Here are some tips to help answer your question.
First, use cloud storage services, like S3 on AWS or ADLS on Azure, for keeping data like Navigator lineage information. Those services provide availability and reliability automatically. Hadoop and other services can be configured to use cloud storage in various ways instead of local block (hard drive) storage.
Sometimes it's not efficient or high-performing enough to exclusively use cloud storage. For example, a typical data analysis job may have several stages where data is read, processed, and then written back, and those round trips to storage services can be slower and cost more money than local drive access. So, think about adjusting how data is managed, so that intermediate data resides in local block storage, but final results are sent to cloud storage for safekeeping.
Once all of the important data is safe in cloud storage, it becomes less important to keep cluster instances running. You can even destroy entire clusters, including master / manager nodes, knowing that the data is safe in cloud storage.

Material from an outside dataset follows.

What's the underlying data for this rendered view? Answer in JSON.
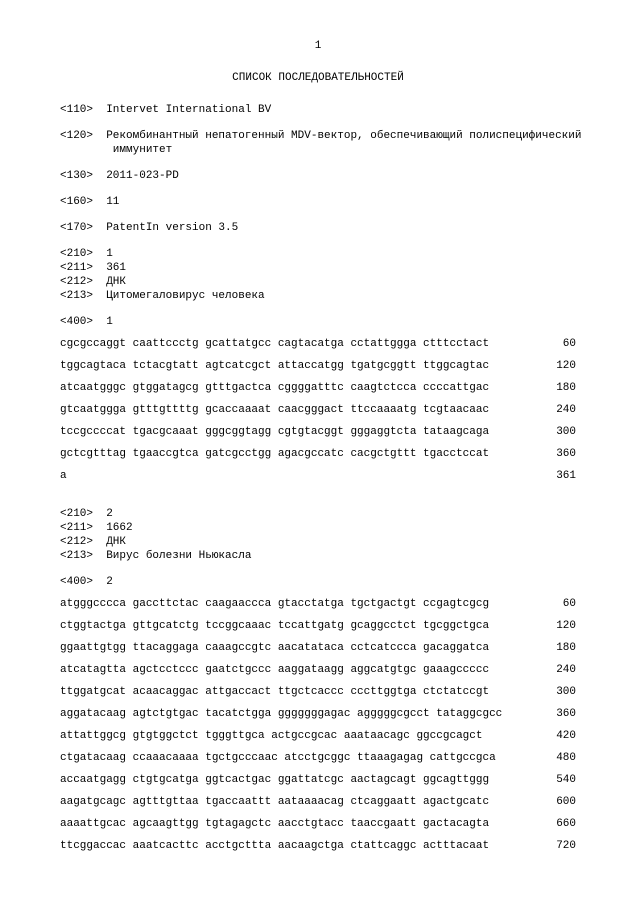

At this point, you will want to use automation tools, like Altus Director or Cloudbreak, so that you can easily spin up new clusters that are configured to pull their initial data from cloud storage. Then, you only run clusters when you need them.
If that isn't feasible, you can still do something like what you suggest, with clusters that have some permanent nodes and some transient ones. If so, ensure that those transient nodes do not keep important state that isn't safe elsewhere. For example, YARN node managers are stateless, so scaling nodes only housing those ("worker" nodes) is an easy goal to achieve. By constrast, HDFS datanodes store file data, so those aren't as easy to scale down - you can, though, as long as they are decommissioned properly using Cloudera Manager or Ambari, which the cloud automation tools handle for you.